Paylaş
Napoli de 11 kişi, Trabzonspor da 11 kişi. Ancak aradaki fark birisi mücadele ediyor ve istiyor, diğeri ise ne mücadele ediyor ne de istiyor. Diyeceksiniz ki kadro kaliteleri ortada. Tamam fakat en azından biraz mücadele edebilir ve direnebilirsiniz. Bu kadar kolay teslim olunur mu? Zaten maç başlar başlamaz işin rengi de belli olmuştu. Napoli, ilk yarıda tam 40 dakika Trabzonspor’u ne oynattı ne de doğru dürüst top gösterdi. Bu arada 3 tane de gol attı ve ilk yarının son 5 dakikasında dinlendi. Trabzonspor ne mi yaptı, hiçbir şey yapmadı! 27 dakikada hem ilk yarı hem de maç bitti. Trabzonspor, oyuna adapte olana kadar Napoli işini bitiriverdi. Adamlar o kadar motive olmuşlar ki 3-0’dan sonra bile dur durak bilmediler ve akın akın çok kolayca geldiler. Karşılarında ne direnen ne de mücadele eden bir takım vardı. Tam anlamıyla ilk yarının kısa özeti, rezalet ve hezimet oldu.
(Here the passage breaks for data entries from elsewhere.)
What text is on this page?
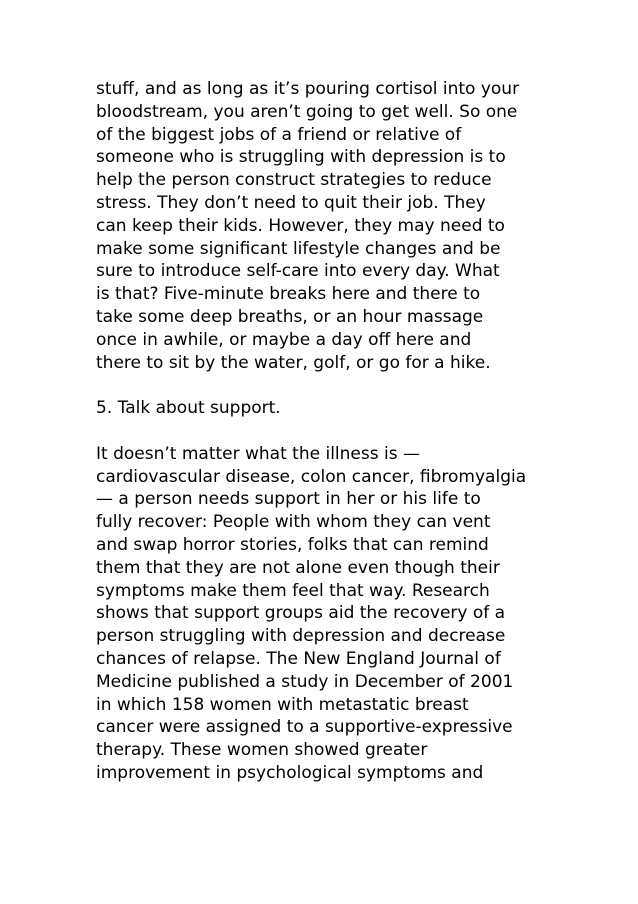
stuff, and as long as it’s pouring cortisol into your
bloodstream, you aren’t going to get well. So one
of the biggest jobs of a friend or relative of
someone who is struggling with depression is to
help the person construct strategies to reduce
stress. They don’t need to quit their job. They
can keep their kids. However, they may need to
make some significant lifestyle changes and be
sure to introduce self-care into every day. What
is that? Five-minute breaks here and there to
take some deep breaths, or an hour massage
once in awhile, or maybe a day off here and
there to sit by the water, golf, or go for a hike.
5. Talk about support.
It doesn’t matter what the illness is —
cardiovascular disease, colon cancer, fibromyalgia
— a person needs support in her or his life to
fully recover: People with whom they can vent
and swap horror stories, folks that can remind
them that they are not alone even though their
symptoms make them feel that way. Research
shows that support groups aid the recovery of a
person struggling with depression and decrease
chances of relapse. The New England Journal of
Medicine published a study in December of 2001
in which 158 women with metastatic breast
cancer were assigned to a supportive-expressive
therapy. These women showed greater
improvement in psychological symptoms and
İŞİMİZ ARTIK MUCİZELERE KALDI
Napoli, skorun da verdiği avantajla ikinci yarıya sakin başladı. İlk yarıdaki gibi akın akın gelmedi ve Trabzonspor’un oynamasına da izin verdi. Ancak Trabzonspor’un o gücü bile yoktu. İkinci yarının 5-10 dakikasında biraz mücadele ederek, pres yaptı ve iyi oynar gözüktü, o kadar. İyi oynar derken, öyle pozisyon falan bulduğunu zannetmeyin sakın! Napoli, oyunu hep kontrolünde tuttu ve tempoyu da kendisi ayarladı.
70’den sonra ise Napoli oyunu rölantiye alarak iyice dinlenmeye çekildi. İtalyan ekibi turu geçmek için ne gerekiyorsa yapmıştı. Trabzonspor’a rövanş maçında yalnızca mucize kaldı. Türkiye Kupası’ndan sonra Avrupa Kupası defteri de bence kapandı. Ersun Yanal’ın bundan sonra önümüzdeki sezonların planlarını yapması gerekir. Ersun Hoca’nın elinde kalan yalnızca Süper Lig. Süper Lig şampiyonluğu için de gerçekçi olmak gerekirse şansı fazla yok. Ancak önümüzdeki sezon Avrupa’da olmak için sonuna kadar Trabzonspor’un savaşması gerekir.